Ankara’da 13 Mart Pazar akşamı düzenlenen ve 37 kişinin öldürüldüğü saldırının ardından, hayatını kaybedenlerden 16 yaşındaki Destina Parlak'ın bir yakını, Hayat TV kameralarına gözyaşları içinde "Hepinizin iktidarı da hırsızlığınız da başkanlığınız da yerin dibine batsın! Hiç birisi bir genç kız hayatı etmez!" demişti.
Sabah gazetesi, dün yaptığı haberde bu kişinin LGBTİ aktivisti Karabulut olduğunu iddia etmiş, haberde “uydurma canlı yayın yaptılar”, “Yeri geldi gezici oldu, polise kitap okudu!”, “Yeri geldi Ayşe Arman’a röportaj verdi.

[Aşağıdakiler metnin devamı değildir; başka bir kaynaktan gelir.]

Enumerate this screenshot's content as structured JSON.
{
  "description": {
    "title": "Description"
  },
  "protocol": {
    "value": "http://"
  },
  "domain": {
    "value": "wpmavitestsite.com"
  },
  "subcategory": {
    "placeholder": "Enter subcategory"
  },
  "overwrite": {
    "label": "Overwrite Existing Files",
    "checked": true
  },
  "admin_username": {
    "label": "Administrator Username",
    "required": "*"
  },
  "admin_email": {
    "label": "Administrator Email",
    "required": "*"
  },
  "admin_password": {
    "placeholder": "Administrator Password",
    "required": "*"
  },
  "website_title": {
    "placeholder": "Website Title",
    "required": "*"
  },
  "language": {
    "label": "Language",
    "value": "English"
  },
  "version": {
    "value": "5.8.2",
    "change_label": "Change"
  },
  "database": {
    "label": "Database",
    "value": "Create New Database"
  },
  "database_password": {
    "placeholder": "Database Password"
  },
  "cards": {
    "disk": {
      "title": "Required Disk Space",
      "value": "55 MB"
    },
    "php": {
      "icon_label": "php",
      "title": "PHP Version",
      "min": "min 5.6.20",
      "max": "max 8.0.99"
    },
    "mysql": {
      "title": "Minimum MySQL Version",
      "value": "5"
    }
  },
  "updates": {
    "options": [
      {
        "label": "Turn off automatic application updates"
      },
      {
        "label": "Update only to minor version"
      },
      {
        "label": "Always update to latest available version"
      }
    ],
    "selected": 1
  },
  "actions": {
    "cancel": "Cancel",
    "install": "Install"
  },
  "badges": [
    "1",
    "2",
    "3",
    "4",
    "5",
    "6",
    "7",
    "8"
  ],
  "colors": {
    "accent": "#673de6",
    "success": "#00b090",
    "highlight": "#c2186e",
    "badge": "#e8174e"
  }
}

Gay tiyatrocu oldu!”” gibi ifadeler kullandı.
Yaklaşık 4 aydır Malta’da yaşayan ve saldırı sırasında Malta’da olan Karabulut, konuyla ilgili KaosGL’ye açıklama yaptı.
Hayat TV'den açıklama
Sabah, haberde sözkonusu röportajın yayınlandığı Hayat TV’den de “Olaydan hemen sonra, acılar henüz tazeyken haber kanallarının hiçbirinde yer almayan ancak nedense Hayat TV gibi adı sanı duyulmamış bir kanalda” diye bahsetmişti.
Hayat TV’den de bu ifadelere yönelik açıklama geldi. Hayat TV Sorumlu Genel Müdürü Gökhan Çetin’in açıklamasında şu ifadelere yer verildi:
“Yayınımız, katliamın hemen ardından 3G ile olay yeri ve hastanenin önünden yapılmıştır. Böyle bir yayının, hastane önüne insanları toparlayarak ‘uydurma! yapılması mümkün değildir. (...) Halkın isyanının ‘haber kanallarının hiçbirinde yer almaması’ vurgusu özellikle yapılmıştır. İşte bu doğru! Holding televizyonları, yandaşından ‘muhalifine’ halkın acısı ve öfkesini yansıtmamak için özel bir çaba içerisinde oldular. Ancak bu öfkeyi, isyanı, tepkiyi görmek için orada, hastane önünde bulunmak yeterlidir.
“Sabah Gazetesi, Hayat Televizyonu için 'adı sanı duyulmamış bir kanal' ibaresini kullanmış. Ekonomik olanaklarımız, arsaların parsellenmesinden, rüşvetten ya da ‘havuz’dan gelmiyor. Bunun teknik sıkıntılarını da yaşıyoruz. Ancak adımızı; işten atılan, hakkını arayan, düşük ücret ve sömürüye maruz kalan işçilere, Gezi’de kentine ve ülkesine sahip çıkanlara, ısrarla barış ve demokrasi talep edenlere, son olarak da ek zam için mücadele eden metal işçilerine sorabilirsiniz.”
Karabulut'tan açıklama
Karabulut’un açıklaması şöyle:
“Gezi sırasındaki yaptığım pasif direniş bile devlet için tehlikeli gözüküp yıllar sonra bekleyerek bunu hedef gösterecek bir yer aramaları ve ‘gey tiyatrocu’ tabiriyle kendilerince aşağılamaya ve cinsel yönelim de dahil olmak üzere hedef haline getirilmem...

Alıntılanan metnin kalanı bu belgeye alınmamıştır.